Here's an example close to my heart (and please note that I'm just a cog and this is not a statement on official strategy -- just my personal observation): In Google Chrome, we decided to do native beautiful polished UI on every platform - Windows, OS X, iOS, Android -- even Linux!! This is a very expensive way to build a piece of client-side software, and some might say the result is only a few percent better than what could be achieved using a cross-platform UI toolkit. But it's a very expensive couple percent to duplicate.
Same thing with multiprocess. Only makes the software a little bit better, but again, extremely difficult to replicate.
If you look closely, I believe you will see this strategy being used by the leaders of many industries that would at first glance appear to have low barriers to entry.
Key supposition there. Because of the economic profits enabled by monopoly, corporations and individuals will disproportionately attempt to lodge themselves into niches where there are economies of scale, network effects, and legal/regulatory hurdles. Or lobby to legislate them, or create products that generate network effects and economies of scale.
Of course, not all markets are susceptible to any of those threats. But as a result they're open to competition, which quickly eliminates economic profit and makes companies occupying those niches much poorer and much less powerful.

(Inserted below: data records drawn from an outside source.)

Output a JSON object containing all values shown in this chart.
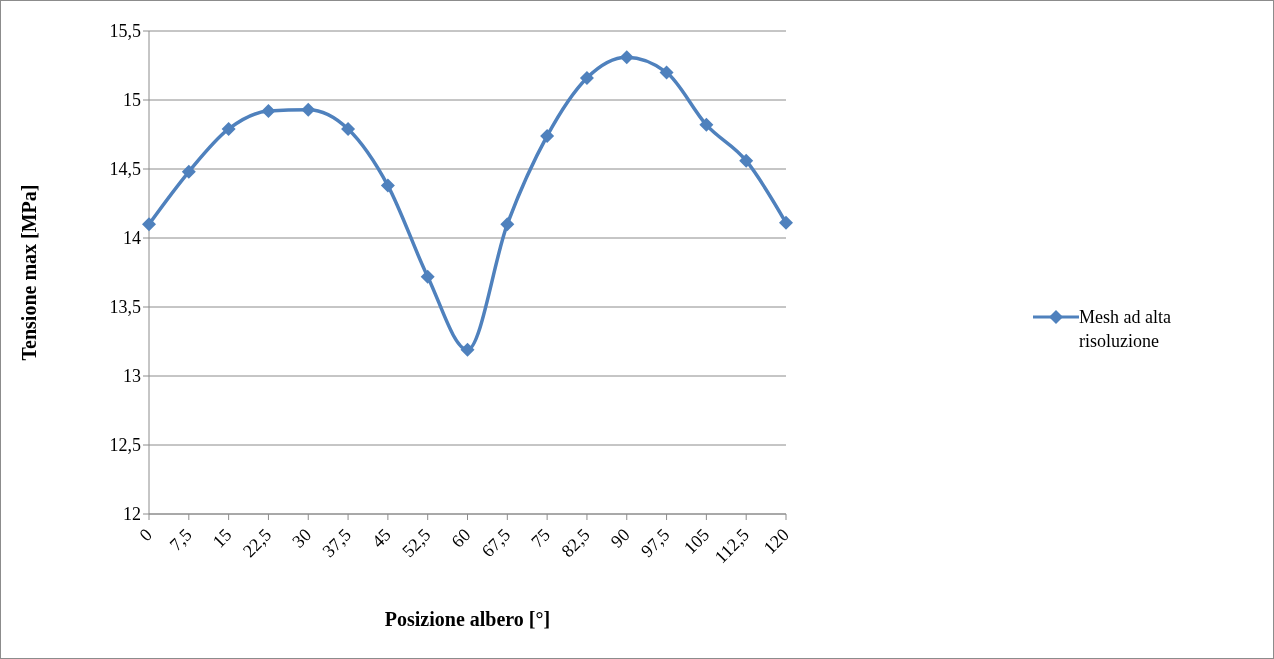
{
  "chart_data": {
    "type": "line",
    "xlabel": "Posizione albero [°]",
    "ylabel": "Tensione max [MPa]",
    "categories": [
      "0",
      "7,5",
      "15",
      "22,5",
      "30",
      "37,5",
      "45",
      "52,5",
      "60",
      "67,5",
      "75",
      "82,5",
      "90",
      "97,5",
      "105",
      "112,5",
      "120"
    ],
    "series": [
      {
        "name": "Mesh ad alta risoluzione",
        "color": "#4f81bd",
        "values": [
          14.1,
          14.48,
          14.79,
          14.92,
          14.93,
          14.79,
          14.38,
          13.72,
          13.19,
          14.1,
          14.74,
          15.16,
          15.31,
          15.2,
          14.82,
          14.56,
          14.11
        ]
      }
    ],
    "ylim": [
      12,
      15.5
    ],
    "yticks": [
      {
        "value": 12,
        "label": "12"
      },
      {
        "value": 12.5,
        "label": "12,5"
      },
      {
        "value": 13,
        "label": "13"
      },
      {
        "value": 13.5,
        "label": "13,5"
      },
      {
        "value": 14,
        "label": "14"
      },
      {
        "value": 14.5,
        "label": "14,5"
      },
      {
        "value": 15,
        "label": "15"
      },
      {
        "value": 15.5,
        "label": "15,5"
      }
    ],
    "grid": "y",
    "legend": "right",
    "marker": "diamond",
    "line_style": "solid"
  }
}
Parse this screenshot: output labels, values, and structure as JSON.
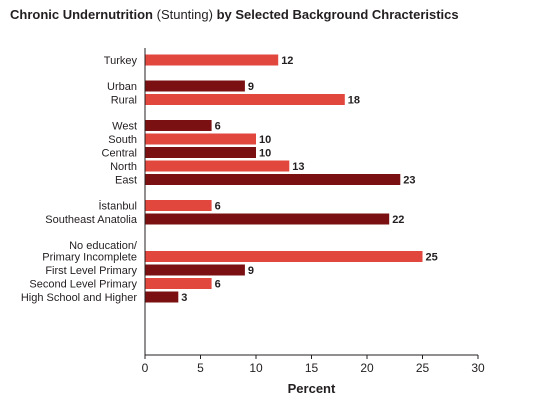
{
  "chart_data": {
    "type": "bar",
    "orientation": "horizontal",
    "title_bold_1": "Chronic Undernutrition",
    "title_normal": " (Stunting)",
    "title_bold_2": " by Selected Background Chracteristics",
    "xlabel": "Percent",
    "xlim": [
      0,
      30
    ],
    "xticks": [
      "0",
      "5",
      "10",
      "15",
      "20",
      "25",
      "30"
    ],
    "grid": false,
    "colors": {
      "light": "#e2473e",
      "dark": "#7b1012"
    },
    "groups": [
      {
        "bars": [
          {
            "lines": [
              "Turkey"
            ],
            "value": 12,
            "shade": "light"
          }
        ]
      },
      {
        "bars": [
          {
            "lines": [
              "Urban"
            ],
            "value": 9,
            "shade": "dark"
          },
          {
            "lines": [
              "Rural"
            ],
            "value": 18,
            "shade": "light"
          }
        ]
      },
      {
        "bars": [
          {
            "lines": [
              "West"
            ],
            "value": 6,
            "shade": "dark"
          },
          {
            "lines": [
              "South"
            ],
            "value": 10,
            "shade": "light"
          },
          {
            "lines": [
              "Central"
            ],
            "value": 10,
            "shade": "dark"
          },
          {
            "lines": [
              "North"
            ],
            "value": 13,
            "shade": "light"
          },
          {
            "lines": [
              "East"
            ],
            "value": 23,
            "shade": "dark"
          }
        ]
      },
      {
        "bars": [
          {
            "lines": [
              "İstanbul"
            ],
            "value": 6,
            "shade": "light"
          },
          {
            "lines": [
              "Southeast Anatolia"
            ],
            "value": 22,
            "shade": "dark"
          }
        ]
      },
      {
        "bars": [
          {
            "lines": [
              "No education/",
              "Primary Incomplete"
            ],
            "value": 25,
            "shade": "light"
          },
          {
            "lines": [
              "First Level Primary"
            ],
            "value": 9,
            "shade": "dark"
          },
          {
            "lines": [
              "Second Level Primary"
            ],
            "value": 6,
            "shade": "light"
          },
          {
            "lines": [
              "High School and Higher"
            ],
            "value": 3,
            "shade": "dark"
          }
        ]
      }
    ]
  }
}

Power is power. As soon as one actor gets it in one domain, it spreads to another domain. Even if we had some completely laissez-faire economy in which there were no monopolies, as soon as one arose it would begin to get the laws changed to favor its persistence. It would then look as though it was government regulation that was propping it up, but the causal force was the monopolist, not the government.
The way to prevent this is to maximize the control of the people over the government, and make sure that no unaccountable-to-the-people entity gets too much power. I.e., the people must take an aggressive stance against rent-seeking monopolists in order to maximize competition, progress, and the overall growth of wealth.